Futebol

Jornalista analisa recuperação judicial do Vasco: 'Jornada delicada, mas...'

Apresentado o pedido de recuperação judicial na noite de segunda-feira, o Vasco inicia formalmente a reestruturação de suas dívidas. Hoje estimadas pelo clube em R$ 1,4 bilhão, elas serão levadas a uma renegociação coletiva, mediada pela Justiça, com todos os seus credores.

A recuperação judicial é um mecanismo formulado pelo poder público para salvar empresas da falência. O futebol passou a fazer uso dele recentemente. Cruzeiro e Coritiba passaram por esses processos, ambos com desfecho positivo em suas negociações, com a consultoria da mesma empresa que hoje assessora o Vasco, a Alvarez & Marsal.

A diferença para esses outros times é que, enquanto eles fizeram o procedimento apenas na associação civil sem fins lucrativos, o Vasco precisará submeter também a sua SAF à recuperação judicial, já que a maior parte das dívidas da associação foi transferida para a empresa criada na venda do futebol para a 777 Partners, em setembro de 2022.

Quais são os próximos passos?

Até aqui, o Vasco precisou se organizar política e administrativamente para a recuperação judicial. O clube aprovou o plano em seu Conselho Deliberativo, no fim de dezembro, e já vinha trabalhando nele desde setembro, após a contratação de escritórios de advocacia e consultorias.
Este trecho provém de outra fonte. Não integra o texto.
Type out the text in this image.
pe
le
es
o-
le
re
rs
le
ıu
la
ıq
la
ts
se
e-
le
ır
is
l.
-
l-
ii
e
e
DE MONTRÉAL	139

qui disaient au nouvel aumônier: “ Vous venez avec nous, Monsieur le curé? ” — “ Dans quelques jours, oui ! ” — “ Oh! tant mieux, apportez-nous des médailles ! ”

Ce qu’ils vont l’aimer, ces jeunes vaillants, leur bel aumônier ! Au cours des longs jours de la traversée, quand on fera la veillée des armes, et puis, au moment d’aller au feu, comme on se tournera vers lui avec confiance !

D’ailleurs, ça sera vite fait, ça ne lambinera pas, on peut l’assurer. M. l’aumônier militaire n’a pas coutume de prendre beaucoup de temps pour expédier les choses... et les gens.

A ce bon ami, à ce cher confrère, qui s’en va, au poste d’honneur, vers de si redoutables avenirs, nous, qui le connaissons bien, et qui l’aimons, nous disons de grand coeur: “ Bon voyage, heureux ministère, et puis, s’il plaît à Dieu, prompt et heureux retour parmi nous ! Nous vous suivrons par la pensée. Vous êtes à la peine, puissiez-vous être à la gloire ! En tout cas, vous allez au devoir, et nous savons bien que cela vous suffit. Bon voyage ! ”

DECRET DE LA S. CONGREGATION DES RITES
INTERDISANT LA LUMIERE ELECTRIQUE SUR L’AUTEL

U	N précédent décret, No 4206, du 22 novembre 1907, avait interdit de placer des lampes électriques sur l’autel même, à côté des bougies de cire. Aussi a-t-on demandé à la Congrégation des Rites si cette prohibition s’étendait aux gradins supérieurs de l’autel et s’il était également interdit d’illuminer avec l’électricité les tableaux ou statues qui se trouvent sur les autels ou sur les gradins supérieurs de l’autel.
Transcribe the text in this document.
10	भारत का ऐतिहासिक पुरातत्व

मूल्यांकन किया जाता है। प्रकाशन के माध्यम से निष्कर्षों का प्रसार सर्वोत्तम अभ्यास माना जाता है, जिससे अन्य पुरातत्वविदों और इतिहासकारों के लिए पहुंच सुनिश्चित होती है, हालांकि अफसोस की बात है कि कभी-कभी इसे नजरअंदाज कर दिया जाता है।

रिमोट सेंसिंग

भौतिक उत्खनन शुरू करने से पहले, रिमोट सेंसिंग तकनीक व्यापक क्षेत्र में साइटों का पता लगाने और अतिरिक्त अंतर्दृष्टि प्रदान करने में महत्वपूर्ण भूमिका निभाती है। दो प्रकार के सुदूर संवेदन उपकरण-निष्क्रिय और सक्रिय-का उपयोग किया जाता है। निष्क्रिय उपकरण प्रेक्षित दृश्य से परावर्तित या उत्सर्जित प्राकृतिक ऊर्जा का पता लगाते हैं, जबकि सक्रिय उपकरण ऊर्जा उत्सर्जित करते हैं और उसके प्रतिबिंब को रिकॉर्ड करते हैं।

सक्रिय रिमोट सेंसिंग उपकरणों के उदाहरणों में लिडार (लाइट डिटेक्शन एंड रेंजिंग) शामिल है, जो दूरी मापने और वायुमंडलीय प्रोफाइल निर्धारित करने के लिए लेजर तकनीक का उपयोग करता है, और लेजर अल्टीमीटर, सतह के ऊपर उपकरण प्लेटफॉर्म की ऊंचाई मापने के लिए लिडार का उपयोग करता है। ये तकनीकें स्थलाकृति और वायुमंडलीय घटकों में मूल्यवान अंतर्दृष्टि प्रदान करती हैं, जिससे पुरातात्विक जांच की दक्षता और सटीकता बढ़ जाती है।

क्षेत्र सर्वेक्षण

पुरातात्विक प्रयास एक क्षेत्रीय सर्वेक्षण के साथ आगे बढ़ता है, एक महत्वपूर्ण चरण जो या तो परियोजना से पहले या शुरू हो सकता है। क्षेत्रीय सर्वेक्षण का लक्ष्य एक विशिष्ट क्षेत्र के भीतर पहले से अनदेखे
Agora, com a formalização do pedido de recuperação, a próxima etapa é a homologação do pedido por parte da Justiça. Isso fará com que execuções e penhoras sejam suspensas, a fim de que o devedor ganhe tempo para formular uma proposta de pagamento para os credores.

Essa proposta deverá ser feita ao longo dos próximos meses. Em linhas gerais, ela deverá contar com um desconto e um prazo para a quitação da dívida restante. É comum que recuperações judiciais de clubes de futebol fiquem em torno de 80% de deságio e dez anos para o pagamento, mas esses números dependem da negociação e da categoria do credor.

A proposta precisará ser aceita pela maioria dos credores para que o processo seja concluído com sucesso. Nesta hipótese, com o "sim", a dívida vascaína será drasticamente reduzida, e o restante deverá ser pago de acordo com os termos da negociação dentro do prazo estabelecido.

Caso não haja acordo entre clube e credores, com um "não" definitivo à proposta de pagamento, o desfecho é a abertura de falência da SAF — leia-se: o encerramento de suas atividades e o leilão de todos os seus bens para pagamento do que for possível das dívidas. Esta hipótese, no entanto, nunca aconteceu em nenhum clube de futebol no Brasil.

Por que desistir do RCE?

A recuperação judicial virá em substituição a outra ferramenta, usada inicialmente pelo Vasco para equacionar seu endividamento. Na época da criação da Lei da SAF, o Congresso incorporou nela o Regime Centralizado de Execuções (RCE) — uma espécie de "recuperação judicial branda".

Inscrita no RCE, a SAF precisa repassar 20% de suas receitas mensais para o pagamento das dívidas. Isso gera a primeira dificuldade na administração do orçamento, pois, a cada R$ 100 milhões faturados, apenas R$ 80 milhões ficam disponíveis para uso no cotidiano.

A segunda, e maior, dificuldade foi o crescimento da taxa de juros no Brasil. Em 2021, quando o RCE foi inventado, a taxa básica de juros estava próxima de 6% ao ano. Hoje essa taxa passa de 13%, o que faz com que todas as dívidas sejam aumentadas pelos juros em ritmo acelerado.

Por não conseguir reduzir o endividamento, mesmo com os pagamentos, o Vasco desistiu do RCE e buscou a recuperação judicial. A mesma troca já havia sido feita pelo Cruzeiro, ainda sob a propriedade de Ronaldo, e pelo Botafogo de John Textor, que optou pela recuperação extrajudicial.

Com quem o Vasco renegociará?

Participam da renegociação todos os credores do clube, exceto o governo, cuja dívida é tratada por outras renegociações. Portanto: ex-jogadores, ex-técnicos, ex-funcionários, fornecedores, escritórios de advocacia, consultorias, prestadores de serviço em geral, outros clubes.

Esses credores se dividem em classes. Para cada uma delas, as condições de pagamento podem variar. Dívidas trabalhistas (com pessoas físicas) costumam ter descontos menores e depósitos maiores no curto prazo, enquanto dívidas cíveis (com empresas) são mais agressivas.